年の瀬が近づくと、「レクイエム」と称して今年他界した著名人の方々を取り上げて偲ぶTV番組のコーナーがあります。
私は、8月に他界された森英恵さんが印象に残っています。
というのも、逝去された時にメディアで紹介されたエピソードの数々に触れた、森さんが日本人のプライドをもって世界にチャレンジした素晴らしい女性であることを再認識したからです。

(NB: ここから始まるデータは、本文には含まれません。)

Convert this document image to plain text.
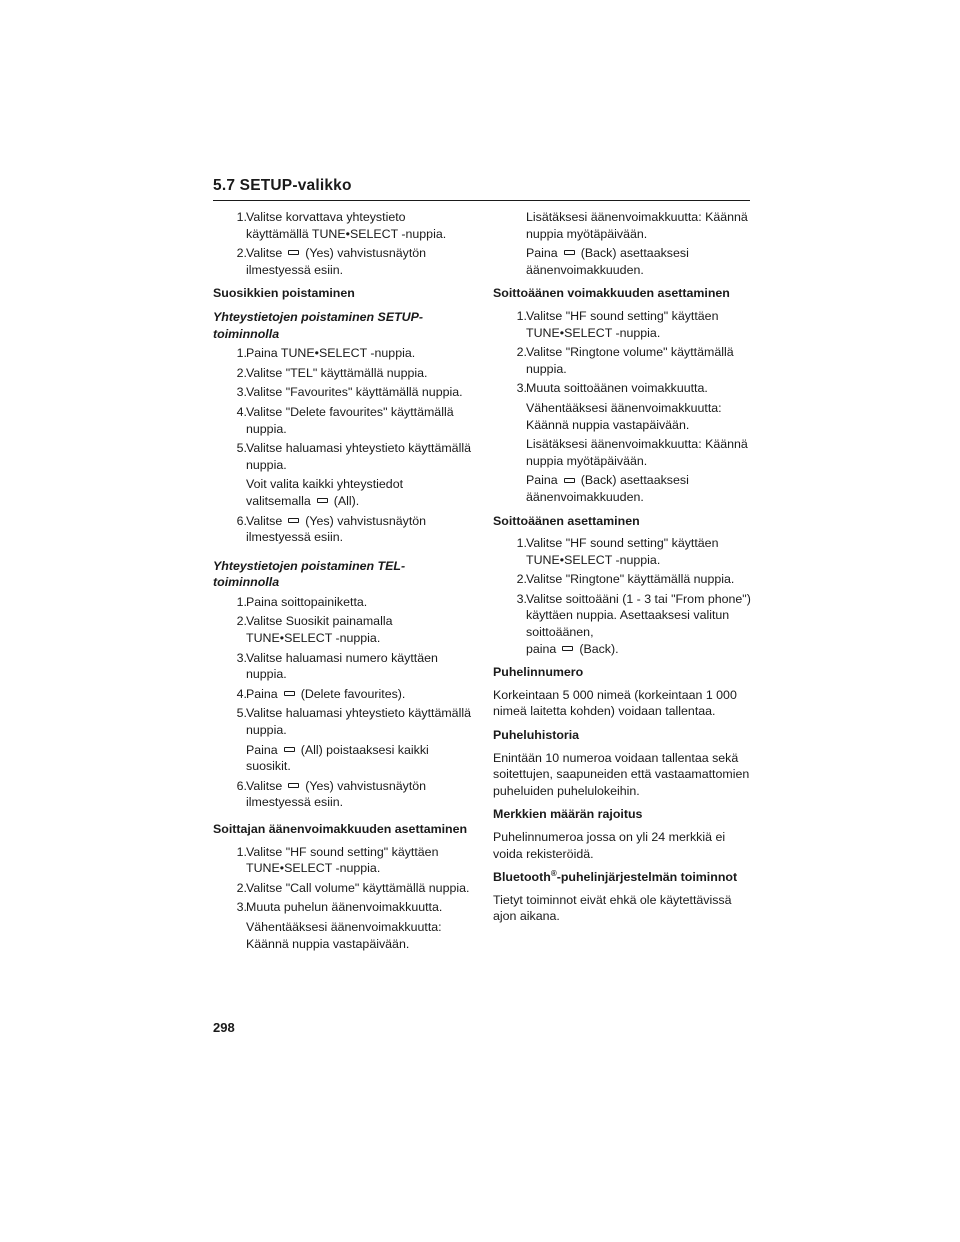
5.7 SETUP-valikko
1. Valitse korvattava yhteystieto käyttämällä TUNE•SELECT -nuppia.
2. Valitse (Yes) vahvistusnäytön ilmestyessä esiin.
Suosikkien poistaminen
Yhteystietojen poistaminen SETUP-toiminnolla
1. Paina TUNE•SELECT -nuppia.
2. Valitse "TEL" käyttämällä nuppia.
3. Valitse "Favourites" käyttämällä nuppia.
4. Valitse "Delete favourites" käyttämällä nuppia.
5. Valitse haluamasi yhteystieto käyttämällä nuppia.
Voit valita kaikki yhteystiedot valitsemalla (All).
6. Valitse (Yes) vahvistusnäytön ilmestyessä esiin.
Yhteystietojen poistaminen TEL-toiminnolla
1. Paina soittopainiketta.
2. Valitse Suosikit painamalla TUNE•SELECT -nuppia.
3. Valitse haluamasi numero käyttäen nuppia.
4. Paina (Delete favourites).
5. Valitse haluamasi yhteystieto käyttämällä nuppia.
Paina (All) poistaaksesi kaikki suosikit.
6. Valitse (Yes) vahvistusnäytön ilmestyessä esiin.
Soittajan äänenvoimakkuuden asettaminen
1. Valitse "HF sound setting" käyttäen TUNE•SELECT -nuppia.
2. Valitse "Call volume" käyttämällä nuppia.
3. Muuta puhelun äänenvoimakkuutta.
Vähentääksesi äänenvoimakkuutta: Käännä nuppia vastapäivään.
Lisätäksesi äänenvoimakkuutta: Käännä nuppia myötäpäivään.
Paina (Back) asettaaksesi äänenvoimakkuuden.
Soittoäänen voimakkuuden asettaminen
1. Valitse "HF sound setting" käyttäen TUNE•SELECT -nuppia.
2. Valitse "Ringtone volume" käyttämällä nuppia.
3. Muuta soittoäänen voimakkuutta.
Vähentääksesi äänenvoimakkuutta: Käännä nuppia vastapäivään.
Lisätäksesi äänenvoimakkuutta: Käännä nuppia myötäpäivään.
Paina (Back) asettaaksesi äänenvoimakkuuden.
Soittoäänen asettaminen
1. Valitse "HF sound setting" käyttäen TUNE•SELECT -nuppia.
2. Valitse "Ringtone" käyttämällä nuppia.
3. Valitse soittoääni (1 - 3 tai "From phone") käyttäen nuppia. Asettaaksesi valitun soittoäänen,
paina (Back).
Puhelinnumero
Korkeintaan 5 000 nimeä (korkeintaan 1 000 nimeä laitetta kohden) voidaan tallentaa.
Puheluhistoria
Enintään 10 numeroa voidaan tallentaa sekä soitettujen, saapuneiden että vastaamattomien puheluiden puhelulokeihin.
Merkkien määrän rajoitus
Puhelinnumeroa jossa on yli 24 merkkiä ei voida rekisteröidä.
Bluetooth®-puhelinjärjestelmän toiminnot
Tietyt toiminnot eivät ehkä ole käytettävissä ajon aikana.
298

そうした感銘を受けたエピソードも交えて「自己肯定感」について紹介していこうと思います。

~ 自己肯定感の大切さ

成功とはその大小にかかわらず、その構成要素の、「足し算」ではなく、「掛け算」だという考え方があります。

成功=目標 X 考え方 X 行動
と表せます。

左辺の数値を最大化するためには、右辺の3項のバランスがとれている必要がありますね。
1X1X8より、3X3X4の方が断然大きい結果になりますから。

ところが掛け算なので、ひとつでもゼロが入るとゼロですし、「考え」という項にはマイナスになる可能性さえあります。

ですから、少なくとも「考え方、思考」は常にプラスに保つことが大切です。そして、それを支えているのが、「セルフイメージ」です。

セルフイメージは、
自己受容 ⇒ 自分を受入れる
自己信頼 ⇒ 自分を信じる
自己尊重 ⇒ 出来る自分を尊重している
から構成されており、思考やその先にある行動の
基盤になっているものです。

私は上記の3つが満たされている状況を「自己肯定感」がある状態と考え、
コーチングセッションでは、クライアントにその気づきを促す質問をすることがよくあります。

~ 自己肯定感を持たないことのメリット!?

自己肯定の反対は、
「自己否定」「自己不信」「自己卑下」
などの言葉が躍る世界になりますが、日本人はどうもこれが好きな文化を持っていると感じることが多いのです。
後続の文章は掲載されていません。